Love often triumphs over all, but not always. It's natural for relationships to have issues. After the honeymoon period, which lasts for the first few months of a relationship, difficulties begin to emerge. There will be disagreements and disputes. Some of these problems can be handled through mutual agreement, while others will never be resolved. Solving such issues is difficult. Here are seven such issues to be on the lookout for.
1. Your partner is unnecessarily argumentative
There will be instances when your viewpoint on an issue is so diametrically opposed to your spouse's that you'll be taken aback. Allow it to be as it is, and agree to disagree. As a pair, you must understand that no one wins if one of you is always correct. It's an issue if one or both couples start fights and then hunt for excuses not to forgive one other, It's made worse when the unwillingness to forgive is accompanied with a refusal to discuss the situation further.
2. Being pushed away by your partner
Each of us has an attachment type that influences how we behave in relationships. It will be tough for you to bridge the gap if you are comfortable being near and intimate but your partner has an avoidant and dismissive attachment style. It's exhausting to be around someone who is so avoidant. In fact, it has the ability to change a generally calm and self-assured individual into a needy bundle.
3. Partner who avoids you.
If two people with opposing views on intimacy wind up together, there will undoubtedly be conflicts as a result of their differing views on what it means to be in a relationship. You'll have a hard time bridging a gap with a spouse who is distant, dismissive, and uncomfortable with intimacy gestures if you need frequent confirmations of affection. If you don't get the affection you need, you may become insecure and emotionally demanding, which may drive the avoidant type away even more. This is a particularly tough type of incompatibility to overcome, and it commonly leads to a breakup.
4. Partner who is narcissistic.
Maintaining a relationship with a spouse who suffers from narcissistic personality disorder is an uphill battle. It will always be a never-ending cycle of manipulation, rejection, and inadequacy, only to be dragged back in by false promises and expectations of improvement. A partner who suffers from this disease is unable to feel empathy and is skilled at gaslighting and manipulating you into feeling guilty and remaining with them.
5. There isn't enough open communication.

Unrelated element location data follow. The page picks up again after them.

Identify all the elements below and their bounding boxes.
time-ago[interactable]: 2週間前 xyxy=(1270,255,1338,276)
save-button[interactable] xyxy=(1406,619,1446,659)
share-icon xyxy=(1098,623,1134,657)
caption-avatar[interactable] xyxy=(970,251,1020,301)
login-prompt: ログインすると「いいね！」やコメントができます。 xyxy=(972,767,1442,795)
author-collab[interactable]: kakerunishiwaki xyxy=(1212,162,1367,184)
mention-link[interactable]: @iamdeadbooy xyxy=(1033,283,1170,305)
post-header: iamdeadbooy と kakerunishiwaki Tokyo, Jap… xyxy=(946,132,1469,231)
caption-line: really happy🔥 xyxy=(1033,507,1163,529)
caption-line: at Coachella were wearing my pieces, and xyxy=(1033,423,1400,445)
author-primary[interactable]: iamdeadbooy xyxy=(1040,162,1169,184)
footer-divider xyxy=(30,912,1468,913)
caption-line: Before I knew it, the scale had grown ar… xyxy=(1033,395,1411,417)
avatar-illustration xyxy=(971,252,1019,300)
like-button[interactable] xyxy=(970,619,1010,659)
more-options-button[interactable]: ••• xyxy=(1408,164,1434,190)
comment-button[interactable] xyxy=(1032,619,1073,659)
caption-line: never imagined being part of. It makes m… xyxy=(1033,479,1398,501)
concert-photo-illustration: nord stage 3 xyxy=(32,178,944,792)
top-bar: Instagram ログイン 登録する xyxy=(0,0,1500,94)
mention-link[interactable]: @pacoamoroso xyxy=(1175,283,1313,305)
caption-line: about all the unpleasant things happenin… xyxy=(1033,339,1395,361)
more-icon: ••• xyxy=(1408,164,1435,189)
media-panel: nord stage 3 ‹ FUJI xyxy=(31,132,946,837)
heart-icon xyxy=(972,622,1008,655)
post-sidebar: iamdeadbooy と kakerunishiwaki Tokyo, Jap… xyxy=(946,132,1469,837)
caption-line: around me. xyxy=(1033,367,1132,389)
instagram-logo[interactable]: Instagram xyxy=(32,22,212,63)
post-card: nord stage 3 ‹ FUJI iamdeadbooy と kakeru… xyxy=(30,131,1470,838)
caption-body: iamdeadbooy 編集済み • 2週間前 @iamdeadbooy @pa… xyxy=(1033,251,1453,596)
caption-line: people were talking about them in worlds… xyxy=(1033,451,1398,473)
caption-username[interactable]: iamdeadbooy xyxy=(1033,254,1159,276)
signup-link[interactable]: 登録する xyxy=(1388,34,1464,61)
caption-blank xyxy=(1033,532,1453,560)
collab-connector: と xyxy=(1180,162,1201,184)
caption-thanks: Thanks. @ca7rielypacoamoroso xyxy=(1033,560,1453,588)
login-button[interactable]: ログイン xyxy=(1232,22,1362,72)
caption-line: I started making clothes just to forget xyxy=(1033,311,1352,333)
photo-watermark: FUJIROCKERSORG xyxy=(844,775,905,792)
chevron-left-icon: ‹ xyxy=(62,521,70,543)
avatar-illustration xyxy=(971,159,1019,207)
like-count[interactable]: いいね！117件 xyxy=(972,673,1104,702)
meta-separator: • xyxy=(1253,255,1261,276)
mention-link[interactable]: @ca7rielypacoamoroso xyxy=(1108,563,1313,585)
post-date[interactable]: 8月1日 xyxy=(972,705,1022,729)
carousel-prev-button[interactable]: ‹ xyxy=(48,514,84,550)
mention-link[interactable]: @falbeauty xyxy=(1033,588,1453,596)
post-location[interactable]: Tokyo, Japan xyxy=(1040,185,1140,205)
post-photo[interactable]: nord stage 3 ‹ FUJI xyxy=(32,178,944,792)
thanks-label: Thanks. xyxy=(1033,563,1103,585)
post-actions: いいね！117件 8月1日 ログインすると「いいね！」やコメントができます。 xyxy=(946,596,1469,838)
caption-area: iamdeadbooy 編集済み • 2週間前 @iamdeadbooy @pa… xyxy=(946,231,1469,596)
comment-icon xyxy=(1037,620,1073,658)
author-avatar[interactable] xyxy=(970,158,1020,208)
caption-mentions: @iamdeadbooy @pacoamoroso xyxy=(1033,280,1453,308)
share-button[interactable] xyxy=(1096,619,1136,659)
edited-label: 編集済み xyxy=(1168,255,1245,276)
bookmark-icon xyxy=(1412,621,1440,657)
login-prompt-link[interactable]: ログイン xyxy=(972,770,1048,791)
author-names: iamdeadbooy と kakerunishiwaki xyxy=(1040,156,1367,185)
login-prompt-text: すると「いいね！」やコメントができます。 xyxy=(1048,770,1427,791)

If your partners are unable to open up to you and speak honestly about their thoughts and concerns, you may experience anxiety and disappointment. A life partner is someone with whom you share not only the good times, but also the bad, and knowing that you can rely and count on them in those situations is crucial in a relationship. If you don't have that sense of support and dependability in your relationship, it's a clue that you've selected the wrong partner.
6. Your lover is excessively engrossed in their past.
If your partner spends a lot of time talking about his or her history, it's unlikely that you'll be able to settle the situation no matter how hard you try. Your partner hasn't moved on from the past, which could jeopardize both your present and future. You'll get tired of listening to your lover repeatedly talk about his or her past after a while. This kind of relationship is certain to fail.
7. Your companion maintains a high level of secrecy.
This is not a good thing if your partner is overly secretive about his or her whereabouts or when you are not around. Having some "me" time and maintaining confidentiality are two completely different things. Too much secrecy will destroy your relationship and make you feel lonely and unappreciated. Every partnership or marriage should have a space for open communication and openness.